As the ship approached North America, the captain and crew decided their current supply of coal would not carry them all the way to New York. They opted for a slight change of course, choosing to dock in Halifax, Nova Scotia and take on more fuel.
It was March 31st, and the ship was battling its way through a heavy storm. It was traveling at approximately 12 knots (22 km/hr) against the wind with very limited visibility. The captain and 3rd officer stayed on the bridge until about midnight, but didn’t realize at the time how close they were to the shore, or that the wind had driven them off course.
Instead of heading for Halifax Harbour, they were instead aiming for the shoreline approximately 12.5 miles to the west. The predicament became clear at about 2 a.m. on April 1, 1873, as the ship struck a rock lurking just below the surface of the water. Known as Marr’s Head, the rock is located about 50 meters from an island off the Novia Scotia coast.

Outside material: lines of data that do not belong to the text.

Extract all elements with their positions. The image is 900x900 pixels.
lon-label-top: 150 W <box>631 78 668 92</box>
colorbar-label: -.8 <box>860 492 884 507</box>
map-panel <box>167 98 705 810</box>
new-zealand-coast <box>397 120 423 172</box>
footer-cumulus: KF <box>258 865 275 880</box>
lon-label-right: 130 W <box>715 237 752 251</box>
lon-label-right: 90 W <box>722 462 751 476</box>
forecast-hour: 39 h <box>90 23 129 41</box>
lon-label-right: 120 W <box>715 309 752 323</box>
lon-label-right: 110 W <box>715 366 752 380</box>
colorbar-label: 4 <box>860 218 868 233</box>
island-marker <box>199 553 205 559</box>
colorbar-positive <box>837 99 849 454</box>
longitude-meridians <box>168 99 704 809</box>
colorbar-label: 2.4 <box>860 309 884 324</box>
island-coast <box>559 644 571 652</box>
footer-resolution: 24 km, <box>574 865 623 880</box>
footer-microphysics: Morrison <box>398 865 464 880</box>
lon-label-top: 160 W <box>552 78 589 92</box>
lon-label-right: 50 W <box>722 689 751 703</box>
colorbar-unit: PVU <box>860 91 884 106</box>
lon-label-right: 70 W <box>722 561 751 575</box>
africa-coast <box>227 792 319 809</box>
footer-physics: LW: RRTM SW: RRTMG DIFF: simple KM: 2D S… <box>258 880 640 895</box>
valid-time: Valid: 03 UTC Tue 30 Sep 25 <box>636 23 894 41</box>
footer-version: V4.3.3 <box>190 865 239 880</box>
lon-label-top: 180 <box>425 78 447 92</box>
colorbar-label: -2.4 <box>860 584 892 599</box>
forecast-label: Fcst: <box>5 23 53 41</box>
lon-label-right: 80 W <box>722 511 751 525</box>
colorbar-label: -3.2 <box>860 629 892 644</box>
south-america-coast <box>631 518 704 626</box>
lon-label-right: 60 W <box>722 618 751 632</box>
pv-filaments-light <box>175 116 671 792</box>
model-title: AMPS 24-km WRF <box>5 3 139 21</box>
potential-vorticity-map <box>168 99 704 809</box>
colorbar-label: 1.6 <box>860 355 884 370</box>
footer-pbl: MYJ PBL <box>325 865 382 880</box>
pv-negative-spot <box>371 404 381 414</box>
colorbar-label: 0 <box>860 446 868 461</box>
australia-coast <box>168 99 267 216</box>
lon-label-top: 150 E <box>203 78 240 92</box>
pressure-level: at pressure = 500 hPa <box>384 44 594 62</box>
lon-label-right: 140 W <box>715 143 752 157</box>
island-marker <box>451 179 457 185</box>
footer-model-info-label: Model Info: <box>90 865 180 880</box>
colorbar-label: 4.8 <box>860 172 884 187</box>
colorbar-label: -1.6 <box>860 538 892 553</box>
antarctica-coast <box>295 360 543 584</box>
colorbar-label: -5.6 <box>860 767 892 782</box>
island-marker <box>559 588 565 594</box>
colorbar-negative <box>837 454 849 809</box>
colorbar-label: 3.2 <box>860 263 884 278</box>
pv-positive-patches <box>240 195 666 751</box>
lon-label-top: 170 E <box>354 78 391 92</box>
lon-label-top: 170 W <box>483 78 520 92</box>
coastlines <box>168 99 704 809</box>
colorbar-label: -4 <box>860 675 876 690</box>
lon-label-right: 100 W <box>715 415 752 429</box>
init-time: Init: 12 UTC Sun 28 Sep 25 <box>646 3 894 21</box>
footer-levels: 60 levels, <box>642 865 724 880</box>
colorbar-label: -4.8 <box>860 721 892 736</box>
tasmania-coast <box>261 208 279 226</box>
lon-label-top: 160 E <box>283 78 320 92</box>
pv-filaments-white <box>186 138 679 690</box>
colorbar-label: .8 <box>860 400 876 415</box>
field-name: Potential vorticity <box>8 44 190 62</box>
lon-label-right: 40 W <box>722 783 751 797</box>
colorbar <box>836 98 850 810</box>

The crew, most of whom survived, immediately tried to lower lifeboats into the water, but they were immediately washed away by the storm. Passengers, including 156 women and 189 children, died in huge numbers. Only one child, a boy named John Hindley, is known to have survived. Of the 952 people, only 390 survived, making it the worst loss of civilian life at sea until 1904, when the Norge crashed on the tiny islet of Rockall off the cost of the U.K.
In Nova Scotia, Reverend William ancient, an Anglican Clergyman stationed in the local area, spearheaded rescue efforts from shore.
Today, the S.S. Atlantic and her disastrous end are remembered by a historical museum in Nova Scotia. There is an interpretation center, a boardwalk along the coastline, a gazebo overlooking the site of the wreck, and a memorial to the victims.
A mass grave was created for the dead, and the boardwalk now passes near the site. There is also a small museum displaying many of the artifacts that have been salvaged from the wreckage over the years, along with interpretive panels commemorating the S.S. Atlantic and the victims of its wreck.